Watching Donald Sutherland play his character as the first hippie is a clue. The movie may be set during World War II but don’t let that fool you. Kelly’s Heroes and M*A*S*H are both anti-Vietnam War, anti-Johnson, anti-Nixon.
What’s different between them is that Kelly’s Heroes has no equivalent to Frank Burns while M*A*S*H has no equivalent to Big Joe.
Hawkeye, Trapper, and Duke are basically compassionate men. They care about their patients and look out for each other and their friends. But they are also anti-social types and more often than not pretty darn selfish. They are like Kelly. They don’t want to be where they are, they didn’t volunteer, they don’t feel called upon to do anything over and beyond the call of duty, and they are on the lookout for a way to get something for themselves out of the awful messes they’ve been stuck in—they want some kind of payback.

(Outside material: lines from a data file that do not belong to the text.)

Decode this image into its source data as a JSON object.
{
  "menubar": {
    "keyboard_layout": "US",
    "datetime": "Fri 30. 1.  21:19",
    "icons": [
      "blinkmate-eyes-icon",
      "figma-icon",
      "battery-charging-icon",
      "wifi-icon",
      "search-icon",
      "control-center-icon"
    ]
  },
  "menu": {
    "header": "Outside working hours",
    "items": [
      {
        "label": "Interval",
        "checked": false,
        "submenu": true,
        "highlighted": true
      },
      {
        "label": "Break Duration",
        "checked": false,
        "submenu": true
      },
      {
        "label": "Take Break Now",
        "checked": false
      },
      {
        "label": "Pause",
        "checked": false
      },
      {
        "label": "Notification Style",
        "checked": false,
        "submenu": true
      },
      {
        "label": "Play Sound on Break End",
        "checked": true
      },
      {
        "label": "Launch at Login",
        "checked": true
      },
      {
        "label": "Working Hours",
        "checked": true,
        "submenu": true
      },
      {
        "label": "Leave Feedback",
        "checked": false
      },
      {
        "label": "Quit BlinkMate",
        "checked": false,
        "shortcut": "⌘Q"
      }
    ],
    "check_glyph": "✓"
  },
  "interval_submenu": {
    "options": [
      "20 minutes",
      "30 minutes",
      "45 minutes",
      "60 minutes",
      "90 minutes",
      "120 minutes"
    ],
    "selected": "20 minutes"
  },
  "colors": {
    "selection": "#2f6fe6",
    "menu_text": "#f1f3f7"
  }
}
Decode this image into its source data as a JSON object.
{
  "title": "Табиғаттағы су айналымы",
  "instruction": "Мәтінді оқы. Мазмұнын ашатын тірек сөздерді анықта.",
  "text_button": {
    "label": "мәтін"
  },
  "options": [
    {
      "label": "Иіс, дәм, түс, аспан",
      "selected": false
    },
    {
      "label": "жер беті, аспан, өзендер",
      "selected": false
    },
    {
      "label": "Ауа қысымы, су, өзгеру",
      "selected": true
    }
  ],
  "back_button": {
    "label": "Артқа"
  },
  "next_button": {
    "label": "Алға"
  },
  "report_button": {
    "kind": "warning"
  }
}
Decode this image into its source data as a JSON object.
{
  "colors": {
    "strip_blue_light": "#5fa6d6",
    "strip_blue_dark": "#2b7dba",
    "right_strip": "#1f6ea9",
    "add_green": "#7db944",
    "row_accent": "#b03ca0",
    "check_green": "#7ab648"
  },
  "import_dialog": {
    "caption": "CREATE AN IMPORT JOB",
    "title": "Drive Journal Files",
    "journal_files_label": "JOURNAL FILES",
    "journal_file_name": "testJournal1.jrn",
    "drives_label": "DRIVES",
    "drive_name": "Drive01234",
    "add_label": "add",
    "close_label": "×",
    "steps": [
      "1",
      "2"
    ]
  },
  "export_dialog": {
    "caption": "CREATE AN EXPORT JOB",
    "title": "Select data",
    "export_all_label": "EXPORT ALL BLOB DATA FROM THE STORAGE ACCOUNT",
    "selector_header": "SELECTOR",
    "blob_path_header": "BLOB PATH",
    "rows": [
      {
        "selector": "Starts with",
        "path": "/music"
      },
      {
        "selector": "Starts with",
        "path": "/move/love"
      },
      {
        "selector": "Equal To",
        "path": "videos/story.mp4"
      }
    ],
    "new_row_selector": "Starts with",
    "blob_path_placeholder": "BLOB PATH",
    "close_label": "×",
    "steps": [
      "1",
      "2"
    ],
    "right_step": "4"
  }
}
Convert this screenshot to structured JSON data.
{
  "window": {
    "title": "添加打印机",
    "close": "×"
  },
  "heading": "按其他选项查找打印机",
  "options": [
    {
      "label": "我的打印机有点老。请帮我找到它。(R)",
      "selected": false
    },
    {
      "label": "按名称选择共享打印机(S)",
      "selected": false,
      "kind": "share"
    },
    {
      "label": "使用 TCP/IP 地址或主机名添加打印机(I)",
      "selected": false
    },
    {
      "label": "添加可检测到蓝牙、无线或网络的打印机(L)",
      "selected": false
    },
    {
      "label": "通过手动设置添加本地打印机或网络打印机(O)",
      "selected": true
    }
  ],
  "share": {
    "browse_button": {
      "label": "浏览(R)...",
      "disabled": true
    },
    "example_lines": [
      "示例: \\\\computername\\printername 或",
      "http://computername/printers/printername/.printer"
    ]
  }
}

Big Joe talks tough, comes on like a cynic. He dismisses any outbreak of idealism—but the only idealism that appears in the movie is inside his own head and we only know it’s there from his spoken rejection of it. He says that all he wants for his men is decent “beds, booze, and broads.” But under the circumstances that’s an awful lot to ask.
Essentially, it’s to ask for their lives and their humanity. And he sets out to get those for them. He’s not an anti-war protester. He’s a social activist.
I don’t mean to suggest that Kelly’s Heroes is the better movie. I just think it has the better heart, and that makes it a better movie than it has any business being.